Mehr Hilfe gegen die Trockenheit: Berlins Bezirksämter können für das Bewässern junger Bäume von der kommenden Woche an zusätzlich rund 600.000 Euro beim Umweltsenat abrufen. Unterstützung erhielten sie auch über die Berliner Wasserbetriebe, die Berliner Stadtreinigung und das Technische Hilfswerk, zum Beispiel für Personal und technisches Gerät, kündigte Umweltsenatorin Regine Günther (parteilos, für Grüne) am Freitag an. Ein Erhalt der Bäume sei mit Blick auf das Stadtklima unbedingt erforderlich. Aber auch die Hilfe der Berliner ist weiter gefragt.

In der Stadt war es in den vergangenen Monaten viel zu trocken. Nach Angaben des Deutschen Wetterdienstes fiel im Mai und Juni gerade einmal die Hälfte der sonst üblichen Niederschlagsmenge. „Der Boden in der Stadt ist nach den vergangenen Wochen total ausgetrocknet“, warnt Carmen Schultze, Sprecherin des Bundes für Umwelt und Naturschutz Deutschland (BUND). Deshalb bitte sie die Berliner, Straßenbäume einmal pro Woche mit acht bis zehn Eimern Wasser zu gießen. Viele helfe auch viel. „Einen Baum kann man nicht übergießen.“

Fehlendes Wasser macht Bäume anfällig

„Man sieht Straßenbäumen, teilweise auch den Parkbäumen, gerade schon an, dass sie unter riesigem Trockenstress leiden“, sagt Markus Guhl, Hauptgeschäftsführer des Bundes deutscher Baumschulen in Berlin. „Wenn ein Straßenbaum Glück hat, hat er zwölf Kubikmeter gute Erde zur Verfügung. Darunter und daneben nur Geröll und Steine.“ Er könne also seine Wurzeln nicht weit genug verzweigen, um sich auch bei langanhaltender Trockenheit ausreichend mit Wasser zu vorsorgen. Doch wie viel muss man einem ausgewachsenen, 20 Meter hohen Baum geben? „Das müssten schon 100 Liter sein“, sagt Guhl. „Aber auch schon 20 Liter – also zwei volle Gießkannen – bringen etwas. Selbst ein wenig Wasser ist besser als nichts.“

Auch Agrarwissenschaftler Matthias Zander empfiehlt den Hauptstädtern, sich bei der Bewässerung von Straßenbäumen einzubringen. „Durch den Klimawandel wechseln sich Wetterextreme immer öfter ab, das schadet vor allem den Bäumen in der Stadt“, erläutert er. Das fehlende Wasser mache die Bäume zudem anfälliger.

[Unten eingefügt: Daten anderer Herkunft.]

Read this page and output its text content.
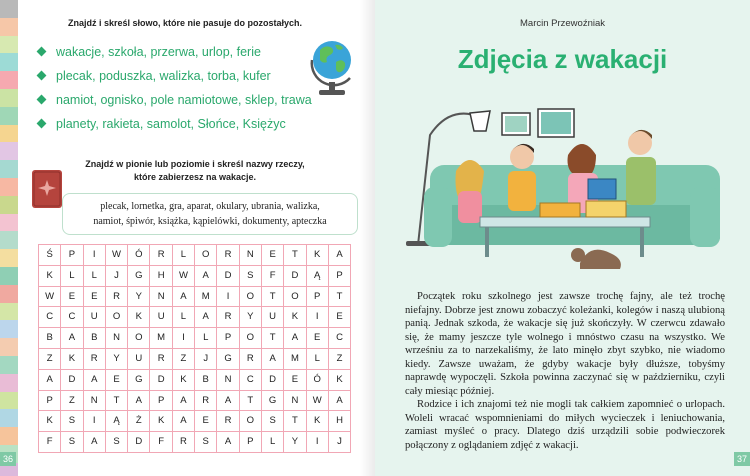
Znajdź i skreśl słowo, które nie pasuje do pozostałych.
wakacje, szkoła, przerwa, urlop, ferie
plecak, poduszka, walizka, torba, kufer
namiot, ognisko, pole namiotowe, sklep, trawa
planety, rakieta, samolot, Słońce, Księżyc
Znajdź w pionie lub poziomie i skreśl nazwy rzeczy,
które zabierzesz na wakacje.
plecak, lornetka, gra, aparat, okulary, ubrania, walizka,
namiot, śpiwór, książka, kąpielówki, dokumenty, apteczka
Ś	P	I	W	Ó	R	L	O	R	N	E	T	K	A
K	L	L	J	G	H	W	A	D	S	F	D	Ą	P
W	E	E	R	Y	N	A	M	I	O	T	O	P	T
C	C	U	O	K	U	L	A	R	Y	U	K	I	E
B	A	B	N	O	M	I	L	P	O	T	A	E	C
Z	K	R	Y	U	R	Z	J	G	R	A	M	L	Z
A	D	A	E	G	D	K	B	N	C	D	E	Ó	K
P	Z	N	T	A	P	A	R	A	T	G	N	W	A
K	S	I	Ą	Ż	K	A	E	R	O	S	T	K	H
F	S	A	S	D	F	R	S	A	P	L	Y	I	J
36
Marcin Przewoźniak
Zdjęcia z wakacji

Początek roku szkolnego jest zawsze trochę fajny, ale też trochę niefajny. Dobrze jest znowu zobaczyć koleżanki, kolegów i naszą ulubioną panią. Jednak szkoda, że wakacje się już skończyły. W czerwcu zdawało się, że mamy jeszcze tyle wolnego i mnóstwo czasu na wszystko. We wrześniu za to narzekaliśmy, że lato minęło zbyt szybko, nie wiadomo kiedy. Zawsze uważam, że gdyby wakacje były dłuższe, tobyśmy naprawdę wypoczęli. Szkoła powinna zaczynać się w październiku, czyli cały miesiąc później.

Rodzice i ich znajomi też nie mogli tak całkiem zapomnieć o urlopach. Woleli wracać wspomnieniami do miłych wycieczek i leniuchowania, zamiast myśleć o pracy. Dlatego dziś urządzili sobie podwieczorek połączony z oglądaniem zdjęć z wakacji.

37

Im Juli nur bisher sehr wenig Regen

„Ein trockener Baum ist weniger vital und öfter von Krankheiten und Schädlingen betroffen“, sagt Zander. Deshalb forscht er gemeinsam mit der Humboldt-Universität nach widerstandsfähigen Baumarten. „Ein Drittel des Berliner Baumbestands sind Linden“, so Zander weiter. Doch einige Arten seien weniger anfällig. Dies könne bei künftigen Bepflanzungen beachtet werden.

Dass manche Bäume aktuell immer noch recht gut aussehen, liegt am regenreichen Vorjahr. Frühestens 2019 rechnen Experten damit, dass die aktuellen Trockenheitsschäden sichtbar werden, etwa mit absterbenden Kronenpartien.

Im Juli gab es laut den Berliner Wasserbetrieben bisher nur lokal ein paar Regentropfen in Spandau, Reinickendorf und Friedrichshagen. „Das ist nichts“, sagte ein Sprecher. Letztlich seien die Regenmengen bereits seit März unterdurchschnittlich. Knapp werde das Wasser in Berlin dennoch nicht, Grundwasser bilde sich im Winter. (mit dpa)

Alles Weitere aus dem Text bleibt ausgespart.